The Avery Normal School was founded in 1865 to educate African Americans and is now home to College of Charleston’s Avery Research Center for African American History and Culture, which reopened to the public in January of this year after renovations.

The first day of February ushers in Black History Month just as it marks the birth of a Charlestonian who made American history. The son of a white Jewish man and a free woman of color, Francis Lewis Cardozo (born February 1, 1836) was first educated in South Carolina before earning degrees in Scotland and London and eventually returning to the US as a Presbyterian minister. Back in the Lowcountry after the end of the Civil War, he was instrumental in creating the Avery Normal School, founded in 1865 to educate African Americans. It is now home to the Avery Research Center for African American History and Culture at the College of Charleston. Cardozo championed education for all, making sure the new State Constitution he helped draft mandated free integrated public schools for the first time in South Carolina’s history.

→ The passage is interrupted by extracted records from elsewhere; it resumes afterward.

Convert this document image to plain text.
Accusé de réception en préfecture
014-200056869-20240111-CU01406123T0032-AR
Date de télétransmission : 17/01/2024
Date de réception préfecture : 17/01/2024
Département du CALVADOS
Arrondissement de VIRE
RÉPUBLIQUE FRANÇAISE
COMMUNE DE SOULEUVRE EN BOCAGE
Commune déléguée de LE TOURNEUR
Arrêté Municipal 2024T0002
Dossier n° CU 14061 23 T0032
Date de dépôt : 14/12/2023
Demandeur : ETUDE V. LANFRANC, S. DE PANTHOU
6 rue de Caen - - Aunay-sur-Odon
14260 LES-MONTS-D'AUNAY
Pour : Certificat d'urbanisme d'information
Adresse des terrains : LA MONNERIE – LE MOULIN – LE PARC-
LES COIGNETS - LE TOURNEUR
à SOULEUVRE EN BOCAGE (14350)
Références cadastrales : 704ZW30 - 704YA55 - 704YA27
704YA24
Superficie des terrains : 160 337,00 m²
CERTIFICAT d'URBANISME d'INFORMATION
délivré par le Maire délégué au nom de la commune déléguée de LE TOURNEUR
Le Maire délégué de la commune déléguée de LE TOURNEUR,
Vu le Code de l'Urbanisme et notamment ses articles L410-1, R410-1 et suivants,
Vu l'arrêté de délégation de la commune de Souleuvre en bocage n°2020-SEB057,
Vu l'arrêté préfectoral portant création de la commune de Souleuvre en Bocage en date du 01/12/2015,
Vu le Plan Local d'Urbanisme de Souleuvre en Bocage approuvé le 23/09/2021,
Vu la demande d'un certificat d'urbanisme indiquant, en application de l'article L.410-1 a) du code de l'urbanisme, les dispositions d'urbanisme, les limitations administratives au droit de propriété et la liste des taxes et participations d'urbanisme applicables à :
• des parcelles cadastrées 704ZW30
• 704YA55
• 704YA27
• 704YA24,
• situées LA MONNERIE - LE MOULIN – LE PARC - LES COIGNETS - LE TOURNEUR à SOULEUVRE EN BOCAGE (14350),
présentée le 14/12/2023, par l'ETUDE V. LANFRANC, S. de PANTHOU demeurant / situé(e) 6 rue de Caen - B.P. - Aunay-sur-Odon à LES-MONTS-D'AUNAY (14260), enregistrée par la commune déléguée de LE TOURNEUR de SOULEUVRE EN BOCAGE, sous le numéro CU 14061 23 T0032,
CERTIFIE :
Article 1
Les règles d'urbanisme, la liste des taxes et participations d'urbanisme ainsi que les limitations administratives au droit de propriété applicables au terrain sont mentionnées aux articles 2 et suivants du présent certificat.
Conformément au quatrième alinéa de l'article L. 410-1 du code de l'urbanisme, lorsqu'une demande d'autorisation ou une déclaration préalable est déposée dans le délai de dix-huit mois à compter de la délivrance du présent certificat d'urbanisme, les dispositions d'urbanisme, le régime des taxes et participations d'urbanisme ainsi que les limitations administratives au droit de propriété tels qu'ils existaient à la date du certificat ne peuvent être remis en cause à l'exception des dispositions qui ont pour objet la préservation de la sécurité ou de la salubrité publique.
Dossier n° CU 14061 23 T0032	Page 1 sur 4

(Left) An Avery Normal School class photo from 1924; (Right) Francis Cardozo

In another historical breakthrough, his election to Secretary of State made him the first African American elected to a statewide public office in this country. Terms as State Treasurer came next, even as he lectured as professor of Latin at Howard University. At Reconstruction’s end, he was jailed briefly (many historians think unfairly) on corruption charges.

He left South Carolina for a post in the US Treasury in Washington, DC, before returning to his true passion of teaching. He died in the nation’s capital on July 26, 1903. Cousinhood connected him to later Supreme Court Justice Benjamin Cardozo, and his granddaughter Eslanda Cardozo Goode married another historymaker: black singer, actor, and activist, Paul Robeson.